In light of recent busts, leaked testimony and a loose-lipped former mistress, many sports fans are hoping that Major League baseball does something drastic. The problem — in addition to the game being run by people who seem to have no concept of what they are doing — is how should baseball punish those who are too stupid to pass sport’s easiest exam. Giving them a seat in the Pete Rose Suite may sound fair until we realize that bending the rules is not the sole privilege of overpumped second basemen.
From 1962 to 1983 Gaylord Perry took the use of petroleum products to unheard-of heights. A tap of his cap, an itch along his waistband or an extra fold in his glove all served one purpose, hiding any substance that can cause a baseball to duck and curve like a drunken butterfly. His catcher, Gene Tenace, has said there were times he couldn’t return the ball because there was more Vaseline than cowhide on the surface.
From Joe Niekro’s emery board to Indians pitcher Jason Grimsley breaking into an umpire’s locker to switch bats for teammate Albert Belle after his bat exploded into a cloud of cork, sawdust and cotton candy, everyone is looking for an edge. And if that means pumping your okole full of juice or Greg Nettles enhancing his ash with superballs, the practice is not about to end. So, with that being the case, where does baseball draw the line on the ultimate suspension?
If the powers that be decide drug and hormone abusers should be eliminated from Hall contention, then all cheats should suffer the same fate. If you’re caught scuffing a ball, going to bat swinging a wine stopper or swallowing a chem lab with dinner each night, that’s cheating and you’re gone.
Opponents of such a plan will point to the serious health risks involved with steroids and the players’ influence on the young as reasons to call for a harsher ban.
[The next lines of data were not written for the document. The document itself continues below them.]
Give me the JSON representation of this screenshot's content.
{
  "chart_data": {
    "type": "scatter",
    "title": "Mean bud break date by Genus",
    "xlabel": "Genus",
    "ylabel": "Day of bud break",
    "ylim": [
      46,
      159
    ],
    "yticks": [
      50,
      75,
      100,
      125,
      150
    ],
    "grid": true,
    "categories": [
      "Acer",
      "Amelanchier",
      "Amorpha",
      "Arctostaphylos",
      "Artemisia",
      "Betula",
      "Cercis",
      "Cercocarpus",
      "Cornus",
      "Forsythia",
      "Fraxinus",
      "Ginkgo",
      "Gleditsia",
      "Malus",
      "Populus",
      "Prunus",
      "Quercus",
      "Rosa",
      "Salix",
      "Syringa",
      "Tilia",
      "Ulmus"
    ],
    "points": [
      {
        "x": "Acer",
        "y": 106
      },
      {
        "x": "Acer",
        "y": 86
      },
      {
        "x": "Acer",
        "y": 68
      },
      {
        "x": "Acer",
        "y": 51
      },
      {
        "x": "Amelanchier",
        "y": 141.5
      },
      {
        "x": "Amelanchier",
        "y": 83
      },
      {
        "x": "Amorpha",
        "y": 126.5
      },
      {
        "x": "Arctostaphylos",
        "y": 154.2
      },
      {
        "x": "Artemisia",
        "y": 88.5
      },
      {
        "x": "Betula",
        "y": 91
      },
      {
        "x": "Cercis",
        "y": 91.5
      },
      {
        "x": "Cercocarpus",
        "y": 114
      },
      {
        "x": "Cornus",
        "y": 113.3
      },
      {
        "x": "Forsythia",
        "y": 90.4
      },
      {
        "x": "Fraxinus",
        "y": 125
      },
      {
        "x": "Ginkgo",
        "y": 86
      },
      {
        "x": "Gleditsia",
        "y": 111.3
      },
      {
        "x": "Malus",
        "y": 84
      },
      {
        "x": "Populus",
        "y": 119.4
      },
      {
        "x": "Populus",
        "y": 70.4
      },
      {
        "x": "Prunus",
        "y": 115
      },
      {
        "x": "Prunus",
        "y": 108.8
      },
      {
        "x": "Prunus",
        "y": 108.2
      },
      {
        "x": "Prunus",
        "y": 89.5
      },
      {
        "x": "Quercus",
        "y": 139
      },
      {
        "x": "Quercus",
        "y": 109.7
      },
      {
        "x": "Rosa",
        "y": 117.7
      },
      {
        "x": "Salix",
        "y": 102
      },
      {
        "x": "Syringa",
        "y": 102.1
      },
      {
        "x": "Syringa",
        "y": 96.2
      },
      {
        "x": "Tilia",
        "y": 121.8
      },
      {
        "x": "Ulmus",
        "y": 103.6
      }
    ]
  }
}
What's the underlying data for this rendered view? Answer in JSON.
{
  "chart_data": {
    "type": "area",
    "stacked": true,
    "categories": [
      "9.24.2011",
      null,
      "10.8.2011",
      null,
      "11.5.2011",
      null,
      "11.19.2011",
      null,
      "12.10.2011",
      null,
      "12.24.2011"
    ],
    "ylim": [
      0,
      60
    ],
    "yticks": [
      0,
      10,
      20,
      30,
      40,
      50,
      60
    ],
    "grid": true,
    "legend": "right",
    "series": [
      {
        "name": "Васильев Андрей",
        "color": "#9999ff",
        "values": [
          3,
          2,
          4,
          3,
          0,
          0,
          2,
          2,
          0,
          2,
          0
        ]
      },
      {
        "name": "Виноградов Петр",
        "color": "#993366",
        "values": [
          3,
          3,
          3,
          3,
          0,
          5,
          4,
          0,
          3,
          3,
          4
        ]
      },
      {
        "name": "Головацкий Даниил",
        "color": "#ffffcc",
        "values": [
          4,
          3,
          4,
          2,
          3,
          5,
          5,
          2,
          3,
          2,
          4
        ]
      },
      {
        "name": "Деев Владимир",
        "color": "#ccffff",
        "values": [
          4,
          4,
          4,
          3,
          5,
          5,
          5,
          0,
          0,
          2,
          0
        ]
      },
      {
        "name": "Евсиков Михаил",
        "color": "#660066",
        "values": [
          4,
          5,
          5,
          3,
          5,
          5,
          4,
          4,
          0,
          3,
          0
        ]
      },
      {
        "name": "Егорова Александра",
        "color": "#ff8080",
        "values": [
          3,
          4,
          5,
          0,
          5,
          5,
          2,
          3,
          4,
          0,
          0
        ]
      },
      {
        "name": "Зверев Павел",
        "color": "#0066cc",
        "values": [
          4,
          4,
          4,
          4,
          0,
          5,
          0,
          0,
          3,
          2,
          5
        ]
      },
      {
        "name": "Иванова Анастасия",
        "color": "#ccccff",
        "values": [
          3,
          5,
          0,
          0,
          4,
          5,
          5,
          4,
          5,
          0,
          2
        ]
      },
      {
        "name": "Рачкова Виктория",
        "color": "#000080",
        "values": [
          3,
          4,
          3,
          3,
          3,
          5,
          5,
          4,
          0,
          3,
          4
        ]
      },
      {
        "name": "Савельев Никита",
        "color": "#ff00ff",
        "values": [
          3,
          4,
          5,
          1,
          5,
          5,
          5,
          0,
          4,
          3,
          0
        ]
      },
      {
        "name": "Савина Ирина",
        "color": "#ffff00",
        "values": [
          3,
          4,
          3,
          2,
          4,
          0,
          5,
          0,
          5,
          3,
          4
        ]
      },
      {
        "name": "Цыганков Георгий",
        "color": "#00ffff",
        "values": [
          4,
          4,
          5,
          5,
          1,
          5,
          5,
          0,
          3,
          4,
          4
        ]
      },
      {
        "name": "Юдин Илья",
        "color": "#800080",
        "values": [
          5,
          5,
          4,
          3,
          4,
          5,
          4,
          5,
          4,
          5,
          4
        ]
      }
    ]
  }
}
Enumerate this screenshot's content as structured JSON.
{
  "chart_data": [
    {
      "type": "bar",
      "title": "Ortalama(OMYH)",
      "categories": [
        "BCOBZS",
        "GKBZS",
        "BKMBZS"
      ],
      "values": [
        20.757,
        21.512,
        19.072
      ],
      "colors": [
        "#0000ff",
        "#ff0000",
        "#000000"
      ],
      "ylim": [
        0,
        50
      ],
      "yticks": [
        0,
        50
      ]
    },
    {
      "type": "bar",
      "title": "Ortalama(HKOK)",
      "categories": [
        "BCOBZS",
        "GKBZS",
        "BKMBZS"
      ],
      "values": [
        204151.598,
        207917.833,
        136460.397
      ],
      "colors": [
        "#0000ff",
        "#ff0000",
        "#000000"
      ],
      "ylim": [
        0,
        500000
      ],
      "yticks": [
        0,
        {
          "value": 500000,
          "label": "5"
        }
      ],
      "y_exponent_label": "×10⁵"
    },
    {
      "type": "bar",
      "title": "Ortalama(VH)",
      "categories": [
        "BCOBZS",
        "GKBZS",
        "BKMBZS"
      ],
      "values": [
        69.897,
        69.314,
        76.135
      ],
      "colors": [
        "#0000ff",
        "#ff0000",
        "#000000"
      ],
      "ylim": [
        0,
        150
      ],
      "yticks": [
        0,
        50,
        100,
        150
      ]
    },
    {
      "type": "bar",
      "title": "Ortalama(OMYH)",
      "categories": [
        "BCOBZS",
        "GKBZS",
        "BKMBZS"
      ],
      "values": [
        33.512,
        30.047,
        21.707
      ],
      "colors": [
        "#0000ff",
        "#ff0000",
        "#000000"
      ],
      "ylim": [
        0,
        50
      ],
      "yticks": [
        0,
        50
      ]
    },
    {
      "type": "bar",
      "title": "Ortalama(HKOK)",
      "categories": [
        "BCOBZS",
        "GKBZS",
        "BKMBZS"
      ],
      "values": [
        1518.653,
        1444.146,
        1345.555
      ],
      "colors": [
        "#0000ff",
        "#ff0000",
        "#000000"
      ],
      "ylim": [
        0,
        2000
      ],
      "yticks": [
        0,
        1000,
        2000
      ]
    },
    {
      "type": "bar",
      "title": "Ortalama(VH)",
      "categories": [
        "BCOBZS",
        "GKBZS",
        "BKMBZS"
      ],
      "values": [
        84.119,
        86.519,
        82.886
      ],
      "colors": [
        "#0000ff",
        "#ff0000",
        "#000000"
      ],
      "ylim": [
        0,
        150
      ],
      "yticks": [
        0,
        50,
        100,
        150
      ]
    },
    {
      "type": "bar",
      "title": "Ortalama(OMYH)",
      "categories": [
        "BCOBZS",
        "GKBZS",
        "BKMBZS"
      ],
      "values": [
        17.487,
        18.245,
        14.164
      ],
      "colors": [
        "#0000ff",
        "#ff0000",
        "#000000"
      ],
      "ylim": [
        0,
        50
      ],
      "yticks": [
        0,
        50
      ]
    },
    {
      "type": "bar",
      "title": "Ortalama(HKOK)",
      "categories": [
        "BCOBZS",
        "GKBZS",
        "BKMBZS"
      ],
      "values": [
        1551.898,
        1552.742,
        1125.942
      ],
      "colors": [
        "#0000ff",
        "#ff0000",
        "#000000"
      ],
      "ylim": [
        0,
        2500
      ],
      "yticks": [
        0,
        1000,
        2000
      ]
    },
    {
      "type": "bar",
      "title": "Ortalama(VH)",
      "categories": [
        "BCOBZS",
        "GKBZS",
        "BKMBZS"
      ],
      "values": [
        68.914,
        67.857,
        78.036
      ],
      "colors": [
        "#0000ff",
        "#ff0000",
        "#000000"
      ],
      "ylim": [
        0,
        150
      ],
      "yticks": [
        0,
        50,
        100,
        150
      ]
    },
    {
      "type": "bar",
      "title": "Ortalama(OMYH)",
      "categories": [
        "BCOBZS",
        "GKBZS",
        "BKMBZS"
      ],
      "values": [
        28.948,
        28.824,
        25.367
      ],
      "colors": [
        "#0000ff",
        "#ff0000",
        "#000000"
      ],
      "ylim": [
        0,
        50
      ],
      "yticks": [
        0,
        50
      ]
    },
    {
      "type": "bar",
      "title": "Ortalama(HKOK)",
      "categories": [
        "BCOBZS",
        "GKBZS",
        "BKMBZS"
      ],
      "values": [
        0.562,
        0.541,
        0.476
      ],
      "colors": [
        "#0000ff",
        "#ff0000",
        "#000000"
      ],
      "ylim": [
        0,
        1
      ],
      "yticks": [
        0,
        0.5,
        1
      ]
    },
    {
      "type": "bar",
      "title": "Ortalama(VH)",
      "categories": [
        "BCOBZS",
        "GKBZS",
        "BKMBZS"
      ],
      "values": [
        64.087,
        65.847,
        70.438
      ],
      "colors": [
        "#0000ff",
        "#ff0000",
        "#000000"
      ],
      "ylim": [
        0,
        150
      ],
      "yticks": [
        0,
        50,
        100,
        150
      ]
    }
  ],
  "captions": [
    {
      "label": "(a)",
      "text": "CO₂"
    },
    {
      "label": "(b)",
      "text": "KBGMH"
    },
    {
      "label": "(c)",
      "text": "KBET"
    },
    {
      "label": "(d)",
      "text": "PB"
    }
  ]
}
But that’s a law-enforcement problem. Baseball’s problem is protecting the integrity of the sport and keeping another generation of shady grounds crew chiefs from making their way into the game.
The legacy of the Bossard family began in the 1920s with family patriarch, Emil, who would slide Cleveland’s moveable outfield walls back when playing the Yankees. Gene, next in line of innovative field shapers, took pride in, but would not admit, changing the field to fit the needs of the White Sox. Gene raised the foul lines to help Nellie Fox keep his bunts fair. For sinkerballers Tommy John, Joel Horlen and Dick Donovan, he would keep the infield soggy to slow ground balls. He did the same around first base to slow would-be base stealers — a trick passed down to son Roger — and he even kept baseballs in a dank room with a humidifier to make them heavier.
If baseball does end up locking the Hall to cheaters, it has to be across the board.